Analysis of a Darcy-Stokes system modeling flow through vuggy porous media

Abstract

Our goal is to accurately model flow through subsurface systems composed of vuggy porous media. A vug is a small cavity in a porous medium which is large relative to the intergranular pore size. A vuggy porous medium is a porous medium with vugs scattered throughout it. While the vugs are often small, they can have a tremendous effect on the flow of fluid through the medium. We first introduce our microscale mathematical model for flow of an incompressible, viscous fluid in vuggy porous media. Our next step is to obtain a homogenized macroscale model. In order to do so, we assume periodicity of the medium. We obtain necessary existence and uniqueness results, error estimates, and slight generalizations of two-scale convergence results for bi-modal media. First using formal homogenization and then the rigorous two-scale convergence method, we show that our microscale model homogenizes to give a much simpler modified Darcy’s law macroscale model.
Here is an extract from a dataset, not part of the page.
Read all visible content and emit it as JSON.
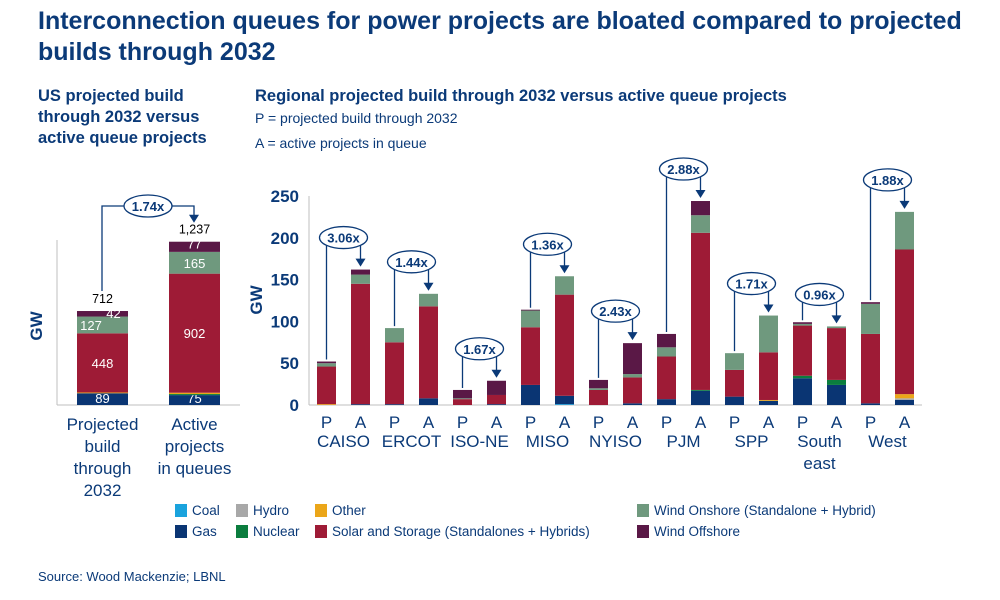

In this homogenized model, the permeability tensor is modified to capture the effects of the vugs on the flow through the medium. In order to compute the homogenized permeability tensor, we essentially compute our microscale system on a (much smaller) representative cell. Toward this end, we introduce two numerical methods for the microscale model. We combine a discontinuous Galerkin method with a low order RaviartThomas element and obtain suboptimal convergence rates for the first method. The second method differs only slightly from the first, but yields optimal convergence rates. Unfortunately, it is less efficient in practical implementations.